Yavuz Orta – Insan Yenigi

 

 

Insan Yenigi

Efendim, hikayeye gore; bir sabah findik faresi uykusundan uyanir, tatli bir yorgunlukla gerinirken, yuvanin kapisinin onunde sahane bir peynir parcasi gorur. Ama oyle bir peynir ki, farenin ruyasinda bile goremeyecegi kadar guzel. Hemde tam kapinin onunde, hemde ulasmasi cok kolay bir yerde, hemde hic korunmasiz. Birden dusunmeye baslar kucuk fare, sabah sabah bayram degil seyran degil, nerden cikti ki bu peynir. Yani mesafe kisa, peynire sahip olmak icin hersey hazir ve sahip olunacak mukafat ise oldukca buyuk… Bu iste bir insan yenigi (bit yenigi) var deyip, tabiri caiz ise peynire fare’leme atlamaz.
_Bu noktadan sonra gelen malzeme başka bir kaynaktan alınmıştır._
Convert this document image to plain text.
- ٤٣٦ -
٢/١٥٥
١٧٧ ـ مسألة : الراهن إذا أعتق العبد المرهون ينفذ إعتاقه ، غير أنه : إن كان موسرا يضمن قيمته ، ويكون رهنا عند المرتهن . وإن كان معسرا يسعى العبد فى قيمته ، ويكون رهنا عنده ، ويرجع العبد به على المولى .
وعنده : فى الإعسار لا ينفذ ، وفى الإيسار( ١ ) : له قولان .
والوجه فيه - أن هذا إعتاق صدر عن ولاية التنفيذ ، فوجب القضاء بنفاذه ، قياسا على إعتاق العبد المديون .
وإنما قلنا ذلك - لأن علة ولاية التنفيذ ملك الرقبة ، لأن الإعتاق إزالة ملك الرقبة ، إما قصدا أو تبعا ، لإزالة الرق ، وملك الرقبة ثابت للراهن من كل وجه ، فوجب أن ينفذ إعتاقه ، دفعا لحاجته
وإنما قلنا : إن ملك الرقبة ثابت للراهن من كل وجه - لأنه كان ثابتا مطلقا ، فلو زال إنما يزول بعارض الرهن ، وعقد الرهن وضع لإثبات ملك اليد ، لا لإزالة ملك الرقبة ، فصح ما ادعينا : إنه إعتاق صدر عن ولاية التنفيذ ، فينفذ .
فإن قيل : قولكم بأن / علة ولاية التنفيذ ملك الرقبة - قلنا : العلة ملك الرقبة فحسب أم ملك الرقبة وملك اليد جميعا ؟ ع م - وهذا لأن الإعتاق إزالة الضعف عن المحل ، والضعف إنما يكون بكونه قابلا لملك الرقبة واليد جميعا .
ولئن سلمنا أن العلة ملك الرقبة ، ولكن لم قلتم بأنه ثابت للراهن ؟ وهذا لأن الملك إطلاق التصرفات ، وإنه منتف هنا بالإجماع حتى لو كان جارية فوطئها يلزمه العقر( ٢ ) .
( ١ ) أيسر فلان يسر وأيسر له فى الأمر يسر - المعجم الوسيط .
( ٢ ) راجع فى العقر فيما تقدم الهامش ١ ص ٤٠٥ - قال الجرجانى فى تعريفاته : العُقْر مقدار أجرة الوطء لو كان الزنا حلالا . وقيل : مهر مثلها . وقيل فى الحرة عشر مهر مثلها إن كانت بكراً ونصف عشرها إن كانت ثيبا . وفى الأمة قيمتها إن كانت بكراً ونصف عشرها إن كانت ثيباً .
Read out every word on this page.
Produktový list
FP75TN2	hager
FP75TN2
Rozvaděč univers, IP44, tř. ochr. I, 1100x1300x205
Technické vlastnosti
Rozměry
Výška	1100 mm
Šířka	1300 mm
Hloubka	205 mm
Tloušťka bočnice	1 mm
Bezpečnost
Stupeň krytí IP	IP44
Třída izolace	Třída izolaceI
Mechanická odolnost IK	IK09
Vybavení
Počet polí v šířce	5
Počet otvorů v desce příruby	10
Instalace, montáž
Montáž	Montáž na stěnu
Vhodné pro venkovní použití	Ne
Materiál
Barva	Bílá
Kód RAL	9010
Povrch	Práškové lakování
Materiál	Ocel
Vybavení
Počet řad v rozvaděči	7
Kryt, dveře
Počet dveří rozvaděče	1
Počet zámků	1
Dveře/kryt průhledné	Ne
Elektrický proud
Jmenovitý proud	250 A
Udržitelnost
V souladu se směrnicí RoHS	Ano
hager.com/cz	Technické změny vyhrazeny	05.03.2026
Hikayemizdeki kucuk fare, ayran delisi gibi, kosarak peynir kalibina saldirmaz. Cunku buyuklerinden “bedava peynir ancak fare kapaninda bulunur.” atasozunu sikca dinleyerek buyumustur. Ayrica dogustan sahip oldugu sezgileri de bu isin icerisinde bir is oldugunu kendisine hatirlatmaktadir.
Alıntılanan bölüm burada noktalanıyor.